The language of Fall and Halloween
The general idea of fall is to get out into the country and see the changing colors of the leaves. However, Tucson is slow to get fall colors, and even the mountains around Tucson are just now turning. So what can parents do if they are restricted to town?
Fall colors can be found in the local stores and farmers markets. In fact, the parallel shelves, stacks of cubes, round spheres of pumpkins, and cultural traditions and superstitions of black cats offer chances to use academic language.
The new guidelines for schools require teaching academic language in order to assist students in advanced education. What is academic language? Well, scientific words like parallel, horizontal, cubes and spheres are examples.
Biology words and facts. Autumnal flowers that bloom in fall – chrysanthemums are plentiful now, and do not bloom in spring.
Some cactus you see in Tucson gardens bloom in the fall. Cactus is not a Latin word, so cactus or cactuses is the proper plural, not cacti. Look at all the cactus blooming. There are five different cactuses.
Sweet pea seeds need to get cold to bloom in the spring. In warmer climates, people put them in the refrigerator for awhile. Tucson has a semi-arid climate, but it can get very cold nights in winter. Some orchids require a temperature as low as 50 degrees to bloom again.

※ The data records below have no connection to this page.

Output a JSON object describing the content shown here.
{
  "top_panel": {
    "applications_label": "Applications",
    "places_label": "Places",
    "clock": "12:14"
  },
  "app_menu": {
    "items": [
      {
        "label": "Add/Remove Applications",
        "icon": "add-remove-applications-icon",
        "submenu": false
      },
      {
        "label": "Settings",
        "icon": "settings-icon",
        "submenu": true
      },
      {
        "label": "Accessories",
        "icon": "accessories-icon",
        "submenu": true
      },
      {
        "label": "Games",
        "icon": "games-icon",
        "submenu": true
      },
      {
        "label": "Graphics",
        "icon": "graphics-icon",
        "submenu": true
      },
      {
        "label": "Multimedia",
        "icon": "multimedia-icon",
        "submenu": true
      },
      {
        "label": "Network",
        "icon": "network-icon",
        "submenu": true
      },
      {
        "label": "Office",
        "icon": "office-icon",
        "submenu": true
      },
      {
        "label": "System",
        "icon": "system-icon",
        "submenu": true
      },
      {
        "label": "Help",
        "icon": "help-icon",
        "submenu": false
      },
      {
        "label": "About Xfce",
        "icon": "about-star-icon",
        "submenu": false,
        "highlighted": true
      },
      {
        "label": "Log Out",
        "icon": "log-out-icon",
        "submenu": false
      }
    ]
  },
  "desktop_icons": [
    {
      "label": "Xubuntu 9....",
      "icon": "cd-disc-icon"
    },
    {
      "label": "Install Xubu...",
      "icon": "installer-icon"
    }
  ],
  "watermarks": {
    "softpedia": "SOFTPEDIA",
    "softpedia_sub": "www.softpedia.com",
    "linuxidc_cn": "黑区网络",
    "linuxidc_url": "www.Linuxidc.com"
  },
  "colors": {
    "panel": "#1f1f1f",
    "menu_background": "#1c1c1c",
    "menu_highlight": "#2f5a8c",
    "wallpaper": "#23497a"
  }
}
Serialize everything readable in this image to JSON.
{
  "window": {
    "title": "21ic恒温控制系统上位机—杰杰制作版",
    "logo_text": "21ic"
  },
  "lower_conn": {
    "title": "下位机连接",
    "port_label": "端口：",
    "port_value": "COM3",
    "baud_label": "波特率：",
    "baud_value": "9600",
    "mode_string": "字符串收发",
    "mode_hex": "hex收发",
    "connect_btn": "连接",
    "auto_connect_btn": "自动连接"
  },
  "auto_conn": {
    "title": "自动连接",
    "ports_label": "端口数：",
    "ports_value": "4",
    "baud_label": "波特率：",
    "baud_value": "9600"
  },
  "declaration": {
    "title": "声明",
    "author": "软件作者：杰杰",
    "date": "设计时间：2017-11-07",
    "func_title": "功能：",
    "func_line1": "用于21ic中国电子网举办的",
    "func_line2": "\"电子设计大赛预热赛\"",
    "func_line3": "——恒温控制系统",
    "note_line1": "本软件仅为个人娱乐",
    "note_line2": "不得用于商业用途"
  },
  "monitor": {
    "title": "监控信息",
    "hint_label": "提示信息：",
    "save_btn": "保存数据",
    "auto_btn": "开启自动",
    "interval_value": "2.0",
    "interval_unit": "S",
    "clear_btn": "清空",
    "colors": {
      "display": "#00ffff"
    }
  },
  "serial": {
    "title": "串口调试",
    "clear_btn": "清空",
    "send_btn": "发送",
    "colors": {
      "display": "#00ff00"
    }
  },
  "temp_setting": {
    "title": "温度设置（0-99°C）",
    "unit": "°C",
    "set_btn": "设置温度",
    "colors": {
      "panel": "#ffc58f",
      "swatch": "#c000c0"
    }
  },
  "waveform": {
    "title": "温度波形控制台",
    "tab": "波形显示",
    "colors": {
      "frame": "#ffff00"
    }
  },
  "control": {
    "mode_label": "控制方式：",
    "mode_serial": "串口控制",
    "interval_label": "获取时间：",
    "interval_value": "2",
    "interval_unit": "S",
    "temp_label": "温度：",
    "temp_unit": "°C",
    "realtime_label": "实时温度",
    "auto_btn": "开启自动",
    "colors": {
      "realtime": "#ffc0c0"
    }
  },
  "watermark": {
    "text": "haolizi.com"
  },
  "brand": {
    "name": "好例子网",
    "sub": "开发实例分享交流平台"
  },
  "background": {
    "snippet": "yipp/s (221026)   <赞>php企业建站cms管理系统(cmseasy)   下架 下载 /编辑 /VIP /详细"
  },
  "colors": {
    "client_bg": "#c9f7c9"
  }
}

Pumpkins and squash get ripe in the fall, the plant dies, and the pumpkins can be stored to eat all winter. Grasses also go to seed in the fall, which helps cattle and animals to gain weight for the winter. A fall fair, or a farmers market has a show of colors, shapes and sizes.
How about some math language? Estimate the number of skulls on the shelf. Confirm the number by counting. Are there more skulls than bats? Or are they less than? How many do you get with 3 large skulls plus three small skulls?
Parents can teach fall facts and colors just by going to the store, walking around the block, or visiting a Farmer’s Market.